27 Tanggapan to “[FIQH] suRat yasin”

  1. azan Says:

    Assalamualaikum.
    sekedar mengingtkan;
    seorang muslim itu tidak:

    -mudah membid’ahkan (apalagi modal ilmu cetek)
    -menghina dan mengkafirkan sesama muslim
    -hnya mengambil dalil/hujjah dari hadits& alquran saja
    -memecah belah umat
    -mengaku sebagai golongan yg paling benar dan pendapat orang lain salah
    -menghina ulama2 salaf as salih spt imam mahzab, athsar sahabat, tabi’in/tabi’ut tabi’in
    -menyebar fitnah dan berlagak sok
    -mengkopi pendapat2 batil bin batil utk berhujjah
    -berdakwah dengan prasaaan penuh benci, tidak dengan damai hati dan hikmah

    maaf ya, apa antum yakin yasinan itu disebut bid’ah??
    bid’ah yg mana dulu nich? :)

    :: oRiDo™ ::
    makasih banyak untuk masukannya..
    insyaAllah aku mencoba utk tidak seperti itu..

    mengenai yasinan..
    dari beberapa tulisan/artikel yang saya dapatkan..
    hal tersebut memang tidak ada di contohkan oleh Rasulullah SAW.. :)

  2. gbaiquni Says:

    mau tanya ahki…
    kenapa surat Yaasin jadi begitu populer yah…?
    padahalkan masih banyak surat yang lain…

    :: oRiDo™ ::
    hmmm…
    aku juga gak ngerti..
    ntah ada juga pengaruh budaya atau lainnya..

  3. Hilman Says:

    terima kasih kang..jadi baru tahu, nambah ilmu….

    :: oRiDo™ ::
    alhamdulillah.. :)

  4. indra kh Says:

    Nuhun kang.

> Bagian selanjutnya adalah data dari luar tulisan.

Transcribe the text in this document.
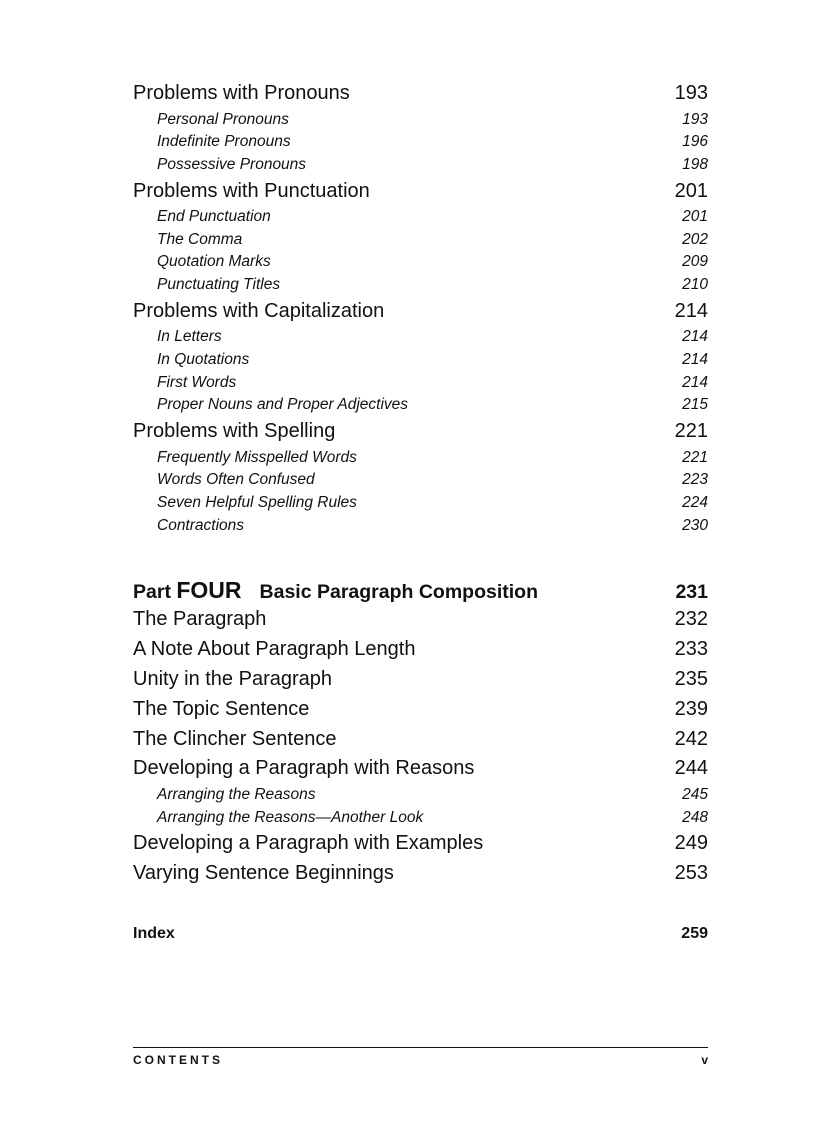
Problems with Pronouns	193
Personal Pronouns	193
Indefinite Pronouns	196
Possessive Pronouns	198
Problems with Punctuation	201
End Punctuation	201
The Comma	202
Quotation Marks	209
Punctuating Titles	210
Problems with Capitalization	214
In Letters	214
In Quotations	214
First Words	214
Proper Nouns and Proper Adjectives	215
Problems with Spelling	221
Frequently Misspelled Words	221
Words Often Confused	223
Seven Helpful Spelling Rules	224
Contractions	230
Part FOUR Basic Paragraph Composition	231
The Paragraph	232
A Note About Paragraph Length	233
Unity in the Paragraph	235
The Topic Sentence	239
The Clincher Sentence	242
Developing a Paragraph with Reasons	244
Arranging the Reasons	245
Arranging the Reasons—Another Look	248
Developing a Paragraph with Examples	249
Varying Sentence Beginnings	253
Index	259
CONTENTS	v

Nambih elmu.

    :: oRiDo™ ::
    alhamdulillah.. :)

  5. ahsinmuslim Says:

    tambah ilmu, tambah wawasan
    jadi semakin bijaklah kita.

    sukron Akh oRido.

    :: oRiDo™ ::
    insyAllah…
    alhamdulillah.. :)

  6. Muhammad Surya Ikhsanudin Says:

    Assalamu’alaikum ya akhi…..

    di tempat saya ada beberapa pertanyaan berhubungan tentang bid’ah yang belum sempat di jawab oleh saudara saya Rismaka dan beliau mungkin juga saudara antum.

    Ada beberapa pertanyaan yang langsung ditujukan oleh sang kuncen blog, bilamana saudara bisa menjawabnya, saya mohon jawabannya demi kepahaman ummat.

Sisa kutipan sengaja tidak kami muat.